Carbene-Metal-Amide Bond Deformation, Rather Than Ligand Rotation, Drives Delayed Fluorescence

J Phys Chem Lett. 2018 Apr 5;9(7):1620-1626. doi: 10.1021/acs.jpclett.8b00503. Epub 2018 Mar 15.

Abstract

We report three characteristics of ideal thermally activated delayed fluorescence molecular systems apparent in carbene-metal-amides: (a) an exceptionally small singlet-triplet gap that effectively eliminates the thermal activation barrier to reverse intersystem crossing; (b) significant singlet oscillator strength promoting fluorescence in the region of this small barrier; and (c) enlarged spin-orbit coupling driving reverse intersystem crossing in this region.

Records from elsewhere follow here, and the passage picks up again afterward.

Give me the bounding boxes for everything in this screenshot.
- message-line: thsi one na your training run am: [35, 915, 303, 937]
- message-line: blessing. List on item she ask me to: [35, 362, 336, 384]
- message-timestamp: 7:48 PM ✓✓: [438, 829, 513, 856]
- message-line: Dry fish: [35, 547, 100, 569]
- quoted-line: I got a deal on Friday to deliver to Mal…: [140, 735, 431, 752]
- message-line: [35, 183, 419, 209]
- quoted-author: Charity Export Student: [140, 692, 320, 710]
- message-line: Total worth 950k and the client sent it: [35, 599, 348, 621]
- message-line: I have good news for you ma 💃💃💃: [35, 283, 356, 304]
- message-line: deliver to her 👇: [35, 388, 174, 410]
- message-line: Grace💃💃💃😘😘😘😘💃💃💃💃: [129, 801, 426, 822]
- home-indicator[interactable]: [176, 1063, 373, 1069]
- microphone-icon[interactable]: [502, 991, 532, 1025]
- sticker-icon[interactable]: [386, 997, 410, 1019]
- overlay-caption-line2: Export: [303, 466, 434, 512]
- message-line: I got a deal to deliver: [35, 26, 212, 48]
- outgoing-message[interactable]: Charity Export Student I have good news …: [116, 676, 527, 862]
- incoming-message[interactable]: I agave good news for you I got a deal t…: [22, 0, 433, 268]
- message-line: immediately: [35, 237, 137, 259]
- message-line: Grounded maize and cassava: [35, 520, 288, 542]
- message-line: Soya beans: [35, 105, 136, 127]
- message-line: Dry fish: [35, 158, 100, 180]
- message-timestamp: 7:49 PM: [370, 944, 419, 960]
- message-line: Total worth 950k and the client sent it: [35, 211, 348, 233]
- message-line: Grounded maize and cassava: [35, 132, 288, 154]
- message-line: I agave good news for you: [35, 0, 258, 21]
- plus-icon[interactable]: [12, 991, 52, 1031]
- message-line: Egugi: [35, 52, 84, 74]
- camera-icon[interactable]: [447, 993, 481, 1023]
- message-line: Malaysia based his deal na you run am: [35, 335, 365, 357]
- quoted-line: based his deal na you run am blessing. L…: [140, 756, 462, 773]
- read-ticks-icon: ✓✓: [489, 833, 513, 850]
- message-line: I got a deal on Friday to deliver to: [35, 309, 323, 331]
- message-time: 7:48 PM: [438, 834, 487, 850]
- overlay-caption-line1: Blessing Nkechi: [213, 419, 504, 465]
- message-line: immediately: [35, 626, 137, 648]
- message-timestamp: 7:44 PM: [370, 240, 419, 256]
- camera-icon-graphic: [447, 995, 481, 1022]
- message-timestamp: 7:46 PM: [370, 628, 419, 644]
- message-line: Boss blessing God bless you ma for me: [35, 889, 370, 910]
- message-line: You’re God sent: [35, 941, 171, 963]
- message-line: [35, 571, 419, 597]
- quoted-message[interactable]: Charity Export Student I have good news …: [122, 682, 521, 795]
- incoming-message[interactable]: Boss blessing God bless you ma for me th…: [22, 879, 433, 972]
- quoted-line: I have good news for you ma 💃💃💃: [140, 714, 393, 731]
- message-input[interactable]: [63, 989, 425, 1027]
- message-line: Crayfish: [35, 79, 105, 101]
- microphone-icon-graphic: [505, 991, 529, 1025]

We carry out highly correlated quantum-chemical calculations to detail the relative energies of and spin-orbit couplings between the singlet and triplet states, finding that they fall closer together in energy and couple more strongly in going from the singlet ground-state to the triplet optimized geometry. This structural reorganization is defined not by rotation of the ligands but by a nontrivial bending of the carbene-metal-amide bond angle. This bending reduces carbene-metal-amide symmetry and enhances singlet-triplet interaction strength. We clarify that the reverse intersystem crossing triggering delayed fluorescence occurs around the coplanar triplet geometric optimum.